It is as easy as a click of a button to send online resumes to multiple employers; however, this technology can have its disadvantages. Job seekers send out as many resumes as possible in hope of getting a response. MRINetwork, a recruitment organization, found that often there is little connection between the job's requirements and the candidate's qualifications.
Michael Jalbert, president of MRINetwork, compares today's online boards to the time when job boards were nonexistent. He says the pre-era consisted of a lot more work involving writing cover letters and mailing hard copies of resumes.
"The shotgun approach seems to have taken over the job search today," Jalbert said. "Many candidates shoot off their resumes to a wide range of postings in the hope that one of them will hit the target."
The issue with this approach is employers tend to delete responses immediately if they notice anything that doesn't fit with their posting. Going through the mass amount of responses is frustrating to employers. Jalbert discusses one company's experience:
"The job posting listed very specific qualifications that included terms like 'business-to-business, financial services and high-tech,'" he said. "But a high number of the responses came from candidates who clearly sent their resumes to a dozen companies, regardless of their suitability for the job."
Many job-seekers assert they studied the company before applying, even when their experience clearly wasn't suited for the job opening.
Jalbert offers some advice to those seeking jobs online:
- Read the job description and be aware of the requirements.
- Don't respond to ones for which you don't qualify.
- Change your cover letter to fit each job posting: Edit your cover letter to address the key points stated in the posting.
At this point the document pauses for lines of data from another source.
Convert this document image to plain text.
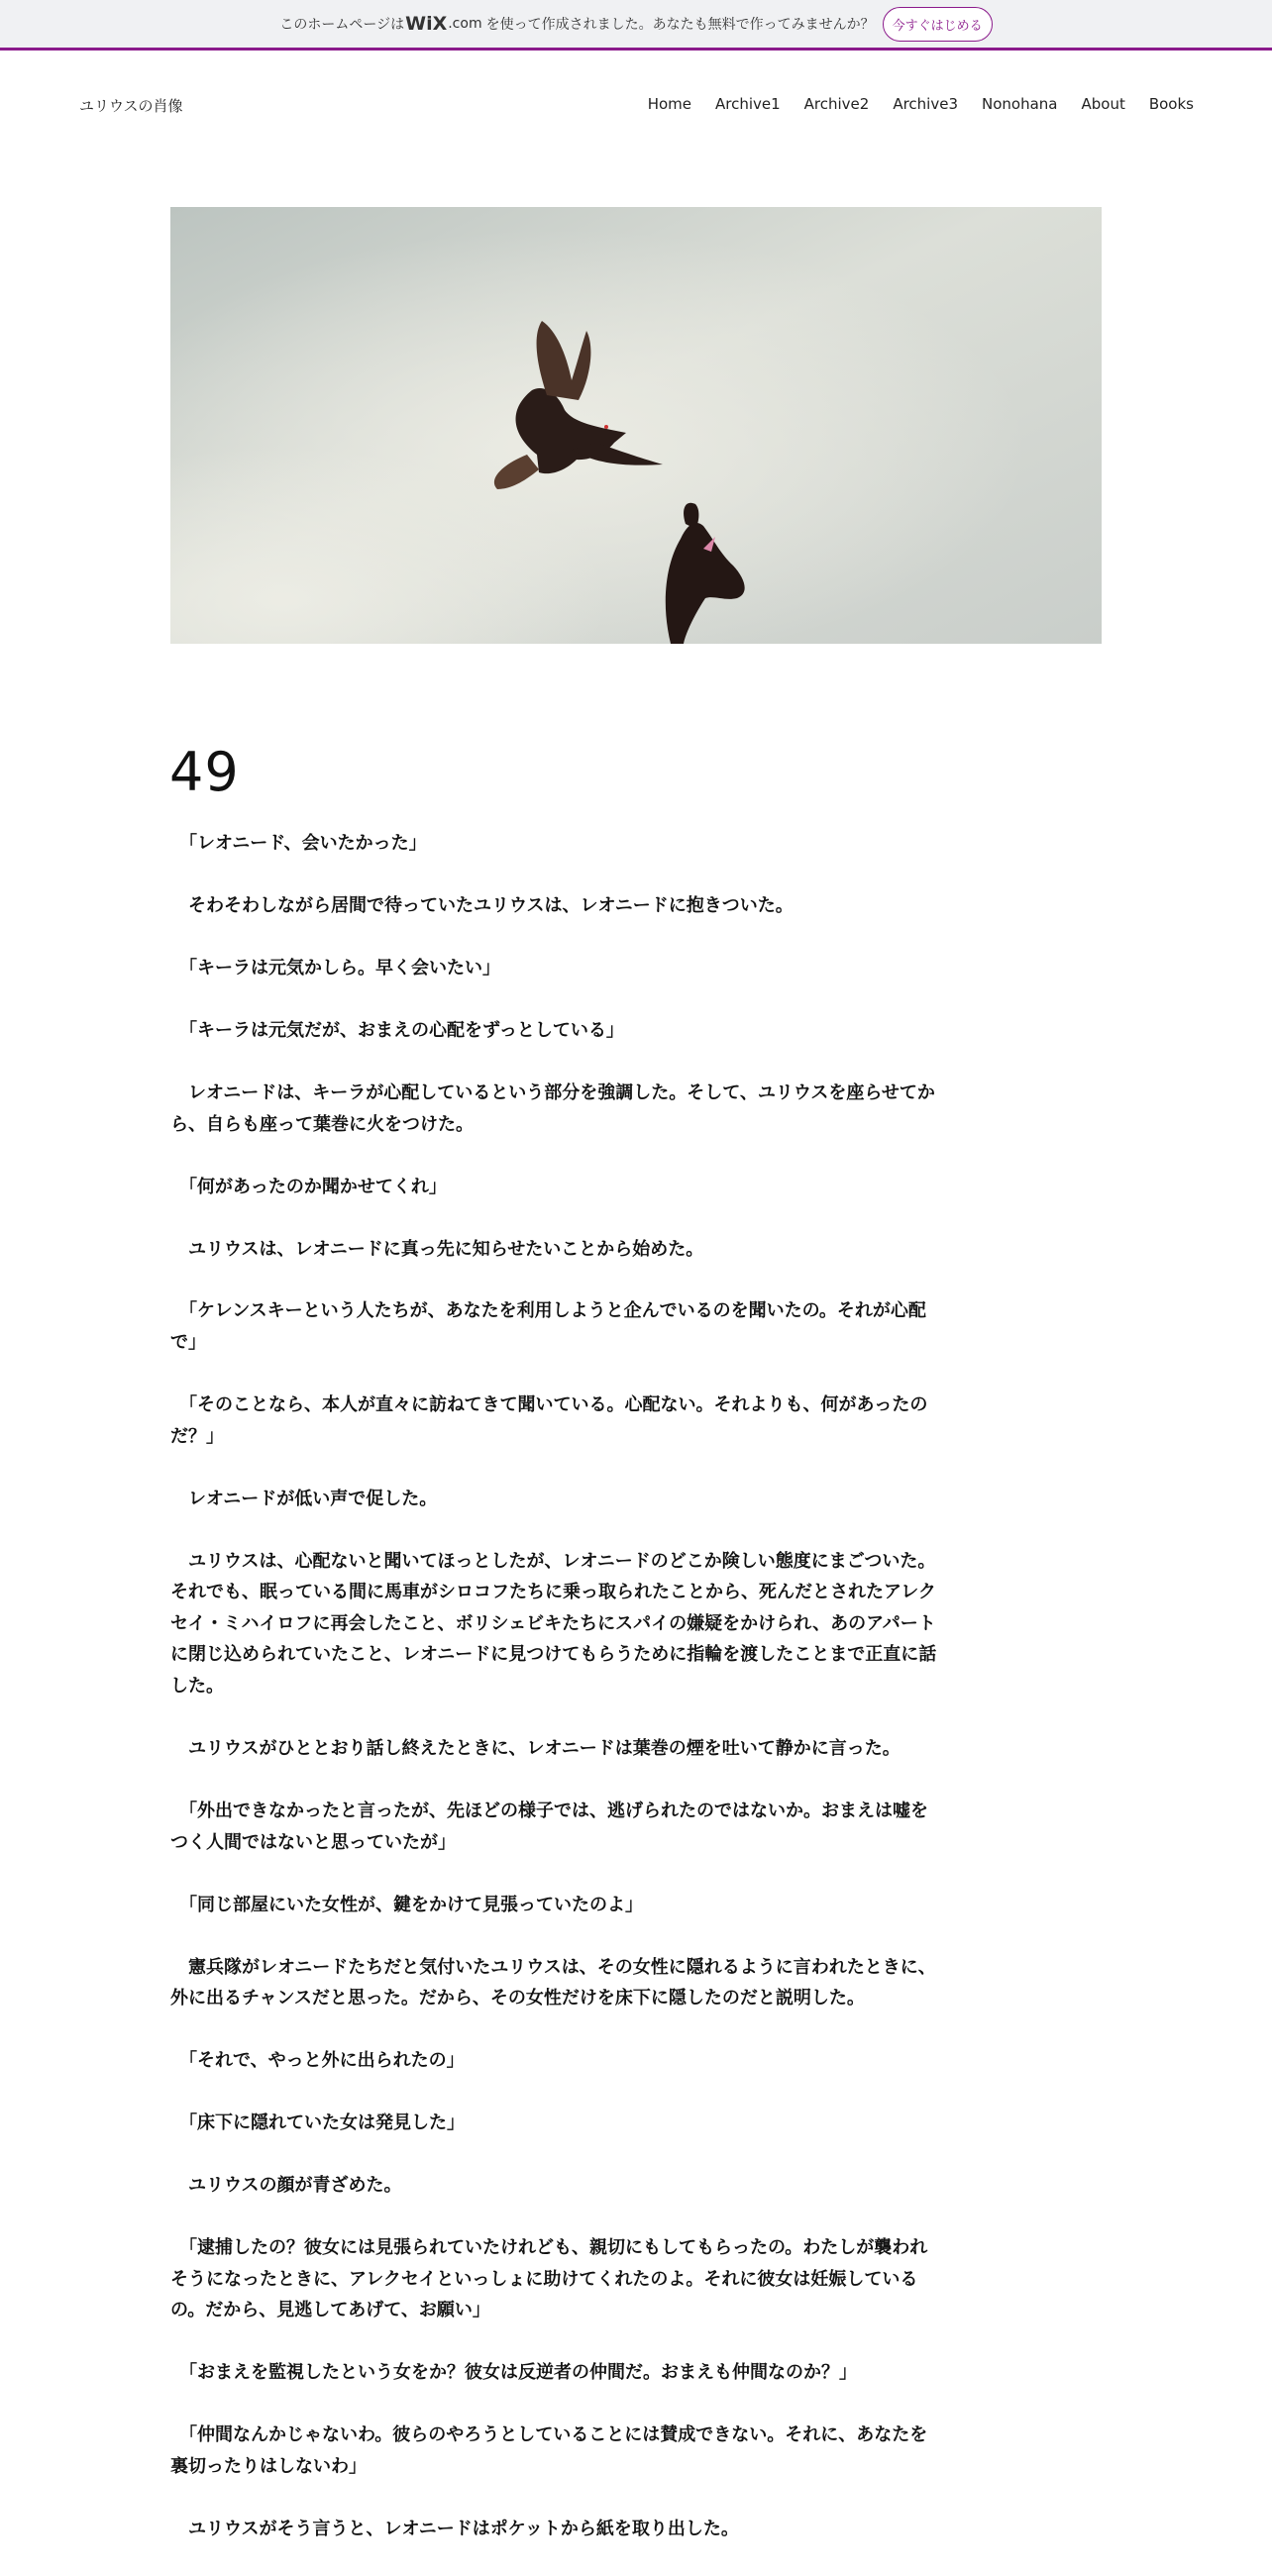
このホームページは WiX .com を使って作成されました。あなたも無料で作ってみませんか？	今すぐはじめる
ユリウスの肖像	Home Archive1 Archive2 Archive3 Nonohana About Books
49

　「レオニード、会いたかった」

　そわそわしながら居間で待っていたユリウスは、レオニードに抱きついた。

　「キーラは元気かしら。早く会いたい」

　「キーラは元気だが、おまえの心配をずっとしている」

　レオニードは、キーラが心配しているという部分を強調した。そして、ユリウスを座らせてから、自らも座って葉巻に火をつけた。

　「何があったのか聞かせてくれ」

　ユリウスは、レオニードに真っ先に知らせたいことから始めた。

　「ケレンスキーという人たちが、あなたを利用しようと企んでいるのを聞いたの。それが心配で」

　「そのことなら、本人が直々に訪ねてきて聞いている。心配ない。それよりも、何があったのだ？」

　レオニードが低い声で促した。

　ユリウスは、心配ないと聞いてほっとしたが、レオニードのどこか険しい態度にまごついた。それでも、眠っている間に馬車がシロコフたちに乗っ取られたことから、死んだとされたアレクセイ・ミハイロフに再会したこと、ボリシェビキたちにスパイの嫌疑をかけられ、あのアパートに閉じ込められていたこと、レオニードに見つけてもらうために指輪を渡したことまで正直に話した。

　ユリウスがひととおり話し終えたときに、レオニードは葉巻の煙を吐いて静かに言った。

　「外出できなかったと言ったが、先ほどの様子では、逃げられたのではないか。おまえは嘘をつく人間ではないと思っていたが」

　「同じ部屋にいた女性が、鍵をかけて見張っていたのよ」

　憲兵隊がレオニードたちだと気付いたユリウスは、その女性に隠れるように言われたときに、外に出るチャンスだと思った。だから、その女性だけを床下に隠したのだと説明した。

　「それで、やっと外に出られたの」

　「床下に隠れていた女は発見した」

　ユリウスの顔が青ざめた。

　「逮捕したの？彼女には見張られていたけれども、親切にもしてもらったの。わたしが襲われそうになったときに、アレクセイといっしょに助けてくれたのよ。それに彼女は妊娠しているの。だから、見逃してあげて、お願い」

　「おまえを監視したという女をか？彼女は反逆者の仲間だ。おまえも仲間なのか？」

　「仲間なんかじゃないわ。彼らのやろうとしていることには賛成できない。それに、あなたを裏切ったりはしないわ」

　ユリウスがそう言うと、レオニードはポケットから紙を取り出した。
"There's nothing wrong with responding to multiple postings," said Jalbert, "as long as the candidate can demonstrate some suitability for the position."
For more information, visit www.mrinetwork.com.
THE NAME GAME
Your university's name may be impressive but not necessarily a shoo-in when applying for jobs. Chief financial officers were asked in a survey to see how much weight a job seeker's alma mater should be given during the interview process.
Fifty-one percent of the respondents said the name of the university was very important, while 49 percent believed it was not important at all, according to a survey by Accountemps, an accounting staffing service that surveyed more than 1,400 CFOs. And, 38 percent believed the university's name was only somewhat important.
"Because many entry-level candidates have little professional experience, hiring managers often consider non-work-related factors, such as the quality of the applicant's formal education," said Max Messmer, chairman of Accountemps. "But learning extends beyond the classroom - valuable skills and knowledge also are gained through extracurricular activities, internships and jobs held during college.
"Employers should avoid letting a single factor, such as where an applicant went to school or which internships he or she completed, carry disproportionate weight in the evaluation process," Messmer added. "A strong work ethic and the ability to adapt quickly to a new environment, for example, are equally desirable."